HDFC Bank is reportedly in pursuit of skilled managers to oversee an expanding base of wealthy clients amid intensifying competition for top talent.
India’s rapidly growing economy is producing an increasing number of ultra-wealthy individuals, with those holding $30 million in assets expected to grow by 50% between 2023 and 2028, according to a Knight Frank wealth report.
This surge has prompted private sector banks to ramp up their efforts to capture market share, further intensifying the competition for skilled wealth managers.
With a reported assets under management totaling Rs 6.47 trillion ($77.2 billion), HDFC Bank has been expanding its wealth management team by 10% to 20% annually, recruiting talent both internally and externally.
The bank currently employs around 800 relationship managers serving clients in approximately 100 cities across India, including smaller markets such as Jorhat in Assam and Salem in Tamil Nadu.

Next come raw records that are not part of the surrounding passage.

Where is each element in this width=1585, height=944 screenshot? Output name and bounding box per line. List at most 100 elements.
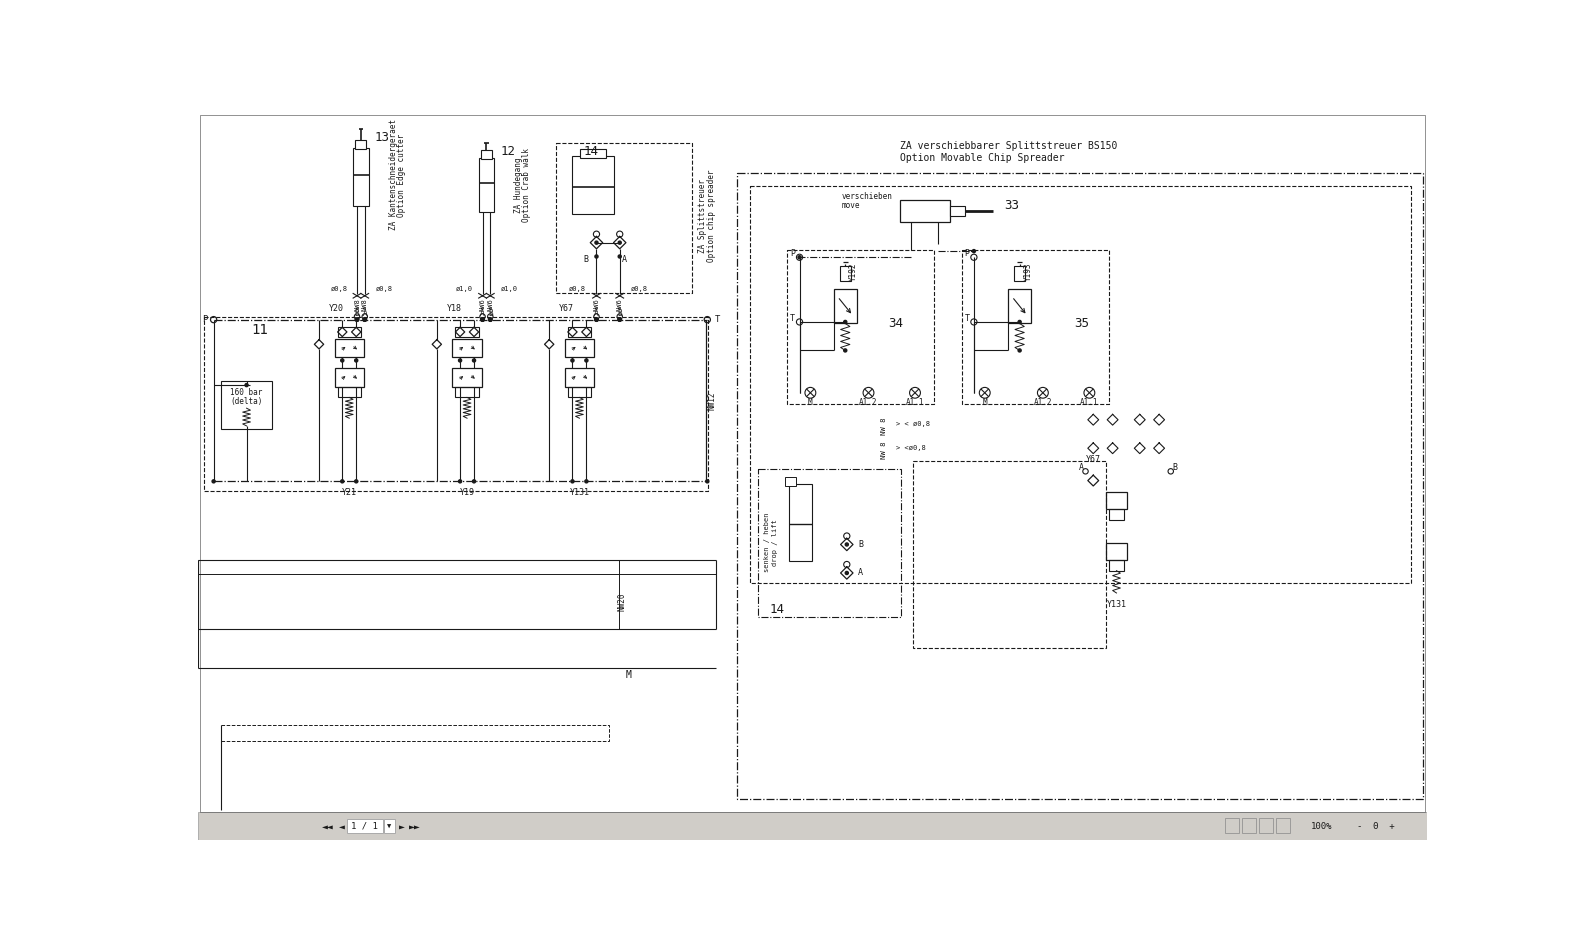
Circle shape xyxy=(488,318,491,321)
Text: ZA verschiebbarer Splittstreuer BS150: ZA verschiebbarer Splittstreuer BS150 xyxy=(900,142,1117,151)
Bar xyxy=(480,150,491,160)
Circle shape xyxy=(705,480,708,483)
Bar xyxy=(962,250,1110,404)
Text: A: A xyxy=(857,568,864,578)
Text: M: M xyxy=(983,397,987,407)
Text: ▼: ▼ xyxy=(387,823,391,829)
Circle shape xyxy=(472,480,476,483)
Text: Option chip spreader: Option chip spreader xyxy=(707,169,716,261)
Circle shape xyxy=(594,241,598,244)
Circle shape xyxy=(1018,349,1021,352)
Bar xyxy=(204,317,708,491)
Bar xyxy=(1014,266,1025,281)
Text: Y18: Y18 xyxy=(447,304,461,313)
Circle shape xyxy=(972,249,975,253)
Bar xyxy=(1110,509,1124,520)
Text: 35: 35 xyxy=(1075,317,1089,330)
Circle shape xyxy=(594,318,598,321)
Bar xyxy=(834,289,857,324)
Text: A1.1: A1.1 xyxy=(905,397,924,407)
Bar xyxy=(758,469,900,616)
Circle shape xyxy=(363,318,366,321)
Text: 160 bar: 160 bar xyxy=(230,388,263,396)
Text: ø0,8: ø0,8 xyxy=(331,286,347,292)
Bar xyxy=(452,339,482,358)
Bar xyxy=(1106,543,1127,560)
Text: ZA Kantenschneidergeraet: ZA Kantenschneidergeraet xyxy=(388,119,398,230)
Circle shape xyxy=(355,359,358,362)
Text: senken / heben: senken / heben xyxy=(764,513,770,572)
Bar xyxy=(789,484,812,562)
Text: ø0,8: ø0,8 xyxy=(376,286,393,292)
Text: NW6: NW6 xyxy=(593,298,599,311)
Text: ►: ► xyxy=(399,821,404,832)
Text: NW12: NW12 xyxy=(707,391,716,410)
Bar xyxy=(750,186,1411,583)
Circle shape xyxy=(1018,320,1021,324)
Bar xyxy=(1276,818,1290,834)
Circle shape xyxy=(355,318,358,321)
Text: NW6: NW6 xyxy=(487,298,493,311)
Text: NW20: NW20 xyxy=(618,593,626,612)
Text: move: move xyxy=(842,201,861,211)
Text: T: T xyxy=(965,313,970,323)
Circle shape xyxy=(341,359,344,362)
Text: T: T xyxy=(791,313,796,323)
Text: NW 8: NW 8 xyxy=(881,417,888,434)
Circle shape xyxy=(594,255,598,258)
Text: 34: 34 xyxy=(888,317,903,330)
Bar xyxy=(198,813,1426,840)
Text: Y131: Y131 xyxy=(569,488,590,497)
Circle shape xyxy=(355,318,358,321)
Bar xyxy=(900,200,949,222)
Bar xyxy=(913,462,1106,648)
Circle shape xyxy=(618,255,621,258)
Text: 14: 14 xyxy=(583,145,598,159)
Bar xyxy=(353,148,369,206)
Bar xyxy=(564,339,594,358)
Text: ◄◄: ◄◄ xyxy=(322,821,334,832)
Circle shape xyxy=(594,318,598,321)
Text: > < ø0,8: > < ø0,8 xyxy=(896,421,930,427)
Text: B: B xyxy=(583,255,588,264)
Circle shape xyxy=(488,318,491,321)
Text: ø1,0: ø1,0 xyxy=(501,286,518,292)
Text: verschieben: verschieben xyxy=(842,192,892,201)
Circle shape xyxy=(355,480,358,483)
Text: M: M xyxy=(808,397,813,407)
Circle shape xyxy=(843,320,846,324)
Bar xyxy=(338,327,361,337)
Text: A: A xyxy=(621,255,628,264)
Text: A: A xyxy=(594,309,599,318)
Circle shape xyxy=(212,480,216,483)
Bar xyxy=(580,149,605,158)
Bar xyxy=(1258,818,1273,834)
Text: B: B xyxy=(1173,463,1178,472)
Text: NW 8: NW 8 xyxy=(881,442,888,460)
Circle shape xyxy=(480,318,485,321)
Circle shape xyxy=(246,383,249,387)
Text: A: A xyxy=(363,309,368,318)
Circle shape xyxy=(797,256,800,259)
Bar xyxy=(737,174,1423,799)
Bar xyxy=(455,387,479,397)
Bar xyxy=(334,368,365,387)
Text: NW8: NW8 xyxy=(353,298,360,311)
Text: ø0,8: ø0,8 xyxy=(569,286,585,292)
Text: B: B xyxy=(857,540,864,549)
Bar xyxy=(1008,289,1032,324)
Text: 100%: 100% xyxy=(1311,822,1333,831)
Bar xyxy=(567,327,591,337)
Text: Y19: Y19 xyxy=(460,488,474,497)
Bar xyxy=(455,327,479,337)
Bar xyxy=(785,477,796,486)
Circle shape xyxy=(363,318,366,321)
Text: (delta): (delta) xyxy=(230,396,263,406)
Bar xyxy=(355,141,366,149)
Text: A1.2: A1.2 xyxy=(859,397,878,407)
Text: 11: 11 xyxy=(250,323,268,337)
Bar xyxy=(556,143,691,293)
Bar xyxy=(222,381,271,429)
Text: 33: 33 xyxy=(1005,199,1019,212)
Bar xyxy=(788,250,935,404)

The bank, according to a Bloomberg report, has found it challenging to find individuals in smaller markets who can effectively connect with high-net-worth clients. "Our experience shows that we don’t find people who can relate to a high-net-worth client within the same market," Rakesh K. Singh, who heads HDFC Bank’s investment, private wealth, and international banking divisions was quoted as saying in the report.
"It's crucial for a person to be able to build trust with an HNI."
Singh, in the report, acknowledged that the scarcity of skilled talent in smaller towns could hinder the bank's expansion efforts in those areas.
Some relationship managers are being enticed by salary increases of 40% to 50% offered by rival firms, Singh told the agency. The bank fears as more wealth management units raise compensation to attract these highly sought-after managers, the financial viability of these ventures could be jeopardized. BT could not independently verify the report.
Despite these challenges, HDFC Bank remains committed to sustainable growth. The bank’s recent annual report highlights its focus on strengthening both its physical and digital infrastructure, even as near-term growth faces constraints due to credit-deposit ratio challenges. The bank’s Retail, Commercial, and Rural Banking portfolio has shown healthy growth, helping to address priority sector lending shortfalls.
According to a research report by Motilal Oswal, HDFC Bank is projected to deliver a return on assets (RoA) of 1.86% and a return on equity (RoE) of 14.9% by FY26. The report maintains a "BUY" rating on HDFC Bank’s stock, with a target price of INR 1,850, based on 2.3 times FY26 estimated adjusted book value and INR 256 for its subsidiaries.